The majority of patients heal as we expect and meet their targeted visual outcome. Depending on the surgeon and the facility, the average retreatment rate is 5% to 10%. Rarely, patients will need to wear temporary prescription glasses or contact lenses until an enhancement is recommended. It is important to explain to the patients that there is fluctuation during the healing process and that it can take up to 6 months to reach their final visual acuity.

Enhancements are indicated when the benefits outweigh the risks and when there is enough residual stromal bed thickness to undergo another treatment. It will be important to reassess ocular health as well as patient lifestyle and functional vision before any enhancement is performed.

Alternatives to LVC

As mentioned earlier, not all patients are excellent candidates for LVC. At times, it will be necessary to educate patients on risks, benefits and alternative means of vision correction. For the patients who fall outside the parameters of safe LVC, we need to be able to guide them into making an educated decision about what therapy or surgery may be right for them.

Intacs intrastromal corneal ring segments (Addition Technology) are small implantable/removable PMMA ring segments originally designed for nearsightedness that are now being used for keratoconus or post-laser ectasia patients. These rings work by restoring the cornea to a more natural shape with hopes to achieve more functional vision and possibly delay the need for a corneal transplant.

With the use of a femtosecond laser and its ability to create a tunnel within the cornea, implanting Intacs is now a minimally invasive procedure, report Siganos and colleagues.

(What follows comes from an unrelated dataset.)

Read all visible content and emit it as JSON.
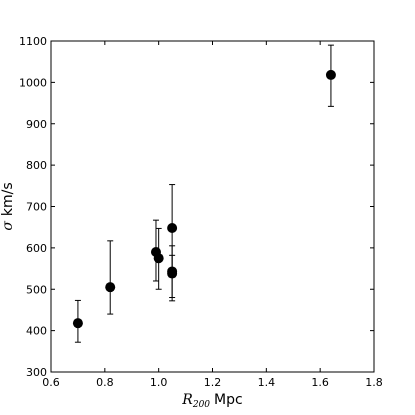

For highly nearsighted patients and patients with thin corneas, phakic IOLs are now being successfully utilized. P-IOLs are implants that sit in front of the crystalline lens, either in front of or behind the iris, depending on the manufacturer.

According to Vilasec and colleagues, patients need to have adequate anterior chamber depth and a normal endothelial cell count for safe lens implantation. P-IOLs are currently approved by the U.S. Food and Drug Administration for up to -20 D, with astigmatic lenses close to approval.

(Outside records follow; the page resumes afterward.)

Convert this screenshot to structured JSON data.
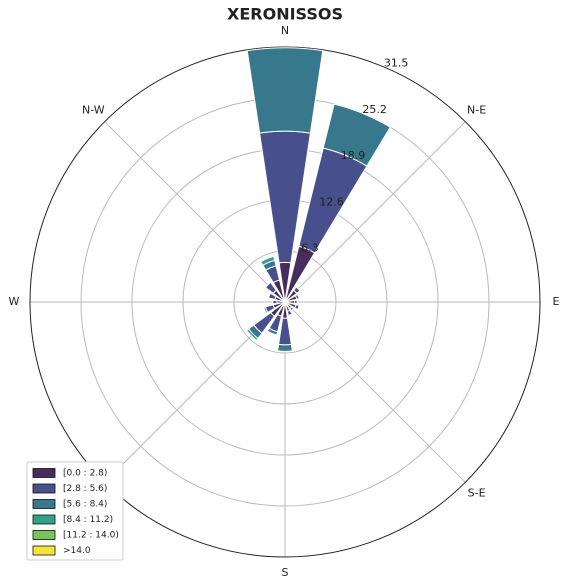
{
  "chart_data": {
    "type": "windrose",
    "title": "XERONISSOS",
    "categories": [
      "N",
      null,
      "N-E",
      null,
      "E",
      null,
      "S-E",
      null,
      "S",
      null,
      null,
      null,
      "W",
      null,
      "N-W",
      null
    ],
    "ylim": [
      0,
      31.5
    ],
    "yticks": [
      6.3,
      12.6,
      18.9,
      25.2,
      31.5
    ],
    "grid": true,
    "series": [
      {
        "name": "[0.0 : 2.8)",
        "color": "#472d5b",
        "values": [
          4.9,
          7.1,
          1.8,
          1.5,
          1.2,
          1.4,
          1.0,
          1.2,
          2.0,
          1.8,
          2.2,
          1.5,
          1.0,
          1.3,
          1.8,
          2.8
        ]
      },
      {
        "name": "[2.8 : 5.6)",
        "color": "#47508c",
        "values": [
          16.2,
          12.5,
          0.5,
          0.3,
          0.3,
          0.4,
          0.3,
          0.5,
          3.3,
          2.0,
          2.6,
          1.0,
          0.5,
          0.8,
          1.2,
          1.8
        ]
      },
      {
        "name": "[5.6 : 8.4)",
        "color": "#37788c",
        "values": [
          10.3,
          5.6,
          0,
          0,
          0,
          0,
          0,
          0,
          0.8,
          0.4,
          0.8,
          0.2,
          0,
          0,
          0,
          0.7
        ]
      },
      {
        "name": "[8.4 : 11.2)",
        "color": "#31a287",
        "values": [
          0,
          0,
          0,
          0,
          0,
          0,
          0,
          0,
          0,
          0,
          0.3,
          0,
          0,
          0,
          0,
          0.5
        ]
      },
      {
        "name": "[11.2 : 14.0)",
        "color": "#7ac25c",
        "values": [
          0,
          0,
          0,
          0,
          0,
          0,
          0,
          0,
          0,
          0,
          0,
          0,
          0,
          0,
          0,
          0
        ]
      },
      {
        "name": ">14.0",
        "color": "#f3e43a",
        "values": [
          0,
          0,
          0,
          0,
          0,
          0,
          0,
          0,
          0,
          0,
          0,
          0,
          0,
          0,
          0,
          0
        ]
      }
    ]
  }
}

Cataract surgery/refractive lens exchange

Patients with visually significant cataracts are not candidates for LVC and should instead consider cataract surgery. Older patients with refractive errors that are high and difficult to treat with LVC, but without visually significant cataracts, may opt for a refractive lens exchange (RLE). This is essentially the same surgery as cataract extraction, but for elective, refractive purposes and is not covered by health insurance.

Multifocal and pseudo-accommodating lenses are becoming more popular for patients who want freedom from glasses. For example, a +5.00 D 55-year-old female with early lens changes and dry eye and a desire to be free from glasses is a poor candidate for LVC, but may be a candidate for a multifocal IOL. It is important to educate these patients on the risks and costs of available lens procedures.

The primary care optometrist will be the one to conduct much of the candidacy screening for LVC. He or she will be working closely with a surgeon or refractive surgery referral center, so it is important to be familiar with that center’s lasers, protocols, surgeon preferences and selection criteria. It is equally important to know what to look for postoperatively when comanaging these patients. The optometrist should know how to treat any complications and when to involve the surgeon.

Remember, refractive surgery is for motivated patients with realistic expectations who are prepared to invest both the time and money into an elective procedure. It is important to educate these patients on what to expect based on their refractive error, age and type of surgery. If surgery is not in the patient’s best interest, then glasses, contact lenses or perhaps corneal refractive therapy would be more suitable choices.